Mental coaching, una specialità umana e scientifica

Pubblicato da: Stefano Nicoletti Categoria: Blog Data: Commento: 0 Like: 342

Tutti noi ci rendiamo perfettamente conto che la prestazione sportiva non è solo tecnica e forza fisica, ma anche capacità di gestire le nostre risorse ed energie mentali. Trasformare questa consapevolezza in allenamenti capaci di preparare adeguatamente anche la nostra mente non è semplice, soprattutto quando si tratta di allineare la nostra parte emotiva con quella razionale.

La nostra cultura promuove infatti il predominio della ragione e questo ci impedisce di attingere alle nostre risorse più profonde e viscerali per performare al meglio. Ci perdiamo così in affermazioni come “volere è potere” che si fondano completamente sull’autosuggestione e bloccano un vero processo di crescita personale fondato sulla conoscenza approfondita di se stessi.

La domanda implicita che ogni mental coach si vede rivolgere è se esista una formula magica per raggiungere la propria prestazione ottimale. La risposta è, ovviamente, no. Non esistono tecniche miracolose, ma solo un processo di miglioramento continuo, un viaggio da affrontare con curiosità e con la certezza che per giungere a qualche risultato si dovranno attraversare difficoltà’ e momentanee delusioni.

Qual è allora il ruolo del mental coach, se non quello del compagno di viaggio? Non un maestro, non un guru cui attaccarsi in modo morboso, ma una presenza amica che sappia prima di tutto ascoltare e osservare.

Un buon mental coach ha l’obiettivo di rendersi superfluo. Una volta innescata la crescita di consapevolezza dell’atleta attraverso riflessioni e analisi condivise, il coach dovrà limitare i suoi interventi a quelli richiesti dalle situazioni e dagli atleti stessi. Rimarrà sempre un punto di riferimento, ma non come un insegnante di ripetizioni. Piuttosto, sarà come la maestra delle elementari cui torniamo volentieri per un consiglio anche se ormai stiamo finendo gli esami dell’università.
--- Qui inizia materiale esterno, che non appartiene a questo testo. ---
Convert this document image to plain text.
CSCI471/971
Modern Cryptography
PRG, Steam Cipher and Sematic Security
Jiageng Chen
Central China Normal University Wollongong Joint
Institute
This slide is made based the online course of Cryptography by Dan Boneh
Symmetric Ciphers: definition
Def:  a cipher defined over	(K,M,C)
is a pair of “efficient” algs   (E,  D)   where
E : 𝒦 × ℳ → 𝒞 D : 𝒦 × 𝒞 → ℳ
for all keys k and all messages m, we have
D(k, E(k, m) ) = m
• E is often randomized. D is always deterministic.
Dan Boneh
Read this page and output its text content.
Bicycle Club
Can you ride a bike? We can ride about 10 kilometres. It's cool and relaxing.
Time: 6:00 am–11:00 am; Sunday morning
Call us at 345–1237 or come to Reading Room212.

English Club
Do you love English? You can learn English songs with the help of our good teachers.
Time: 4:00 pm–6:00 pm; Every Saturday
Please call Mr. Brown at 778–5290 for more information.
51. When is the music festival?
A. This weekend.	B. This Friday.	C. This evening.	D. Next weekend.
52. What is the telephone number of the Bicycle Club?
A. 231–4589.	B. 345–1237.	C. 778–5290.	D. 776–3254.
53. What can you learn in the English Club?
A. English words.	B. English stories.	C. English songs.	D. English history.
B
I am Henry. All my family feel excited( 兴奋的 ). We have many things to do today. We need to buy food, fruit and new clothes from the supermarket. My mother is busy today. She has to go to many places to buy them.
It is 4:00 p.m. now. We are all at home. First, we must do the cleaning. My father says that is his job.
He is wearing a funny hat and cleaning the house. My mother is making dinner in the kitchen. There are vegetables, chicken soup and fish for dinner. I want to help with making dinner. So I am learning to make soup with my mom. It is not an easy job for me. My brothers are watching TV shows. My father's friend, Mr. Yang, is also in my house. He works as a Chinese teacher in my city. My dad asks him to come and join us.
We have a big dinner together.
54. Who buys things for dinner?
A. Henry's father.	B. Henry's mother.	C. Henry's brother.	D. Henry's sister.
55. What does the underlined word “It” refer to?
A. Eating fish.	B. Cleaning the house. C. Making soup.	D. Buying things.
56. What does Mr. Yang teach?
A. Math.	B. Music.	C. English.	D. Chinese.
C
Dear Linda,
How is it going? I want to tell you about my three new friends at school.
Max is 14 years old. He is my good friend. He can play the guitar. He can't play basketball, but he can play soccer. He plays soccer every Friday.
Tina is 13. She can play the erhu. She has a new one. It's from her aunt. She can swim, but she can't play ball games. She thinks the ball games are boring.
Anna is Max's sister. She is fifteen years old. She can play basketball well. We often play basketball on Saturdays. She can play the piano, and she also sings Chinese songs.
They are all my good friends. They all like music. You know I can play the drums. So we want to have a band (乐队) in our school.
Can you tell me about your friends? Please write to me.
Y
Questa nuova rubrica di mental coaching su Mister Soccer si pone dunque l’obiettivo di creare una base di consapevolezza sul tema della gestione mentale della prestazione. Ormai abbiamo alle spalle decenni di studi scientifici in questo senso, che citerò sempre e con precisione.

La mia carriera di formatore, abituato a parlare con studenti, imprenditori e atleti, mi ha portato a credere fortemente nella comunicazione personale, quindi mi è chiaro che gli articoli serviranno soprattutto a sensibilizzare e a incuriosire sul tema, piuttosto che a generare un cambiamento necessario.

In ogni caso ogni viaggio inizia con il primo passo e io vi invito a seguirci su questa strada che puo’ portarci tutti lontano.

 

Stefano Nicoletti, classe 1975, è un professionista della formazione e della finanza. Si occupa di coaching e divulgazione nel settore del calcio, rugby e esports. È autore di “Guida alla prestazione ottimale nello sport”, una raccolta di storie di sport e ricerche scientifiche sul tema della prestazione ottimale.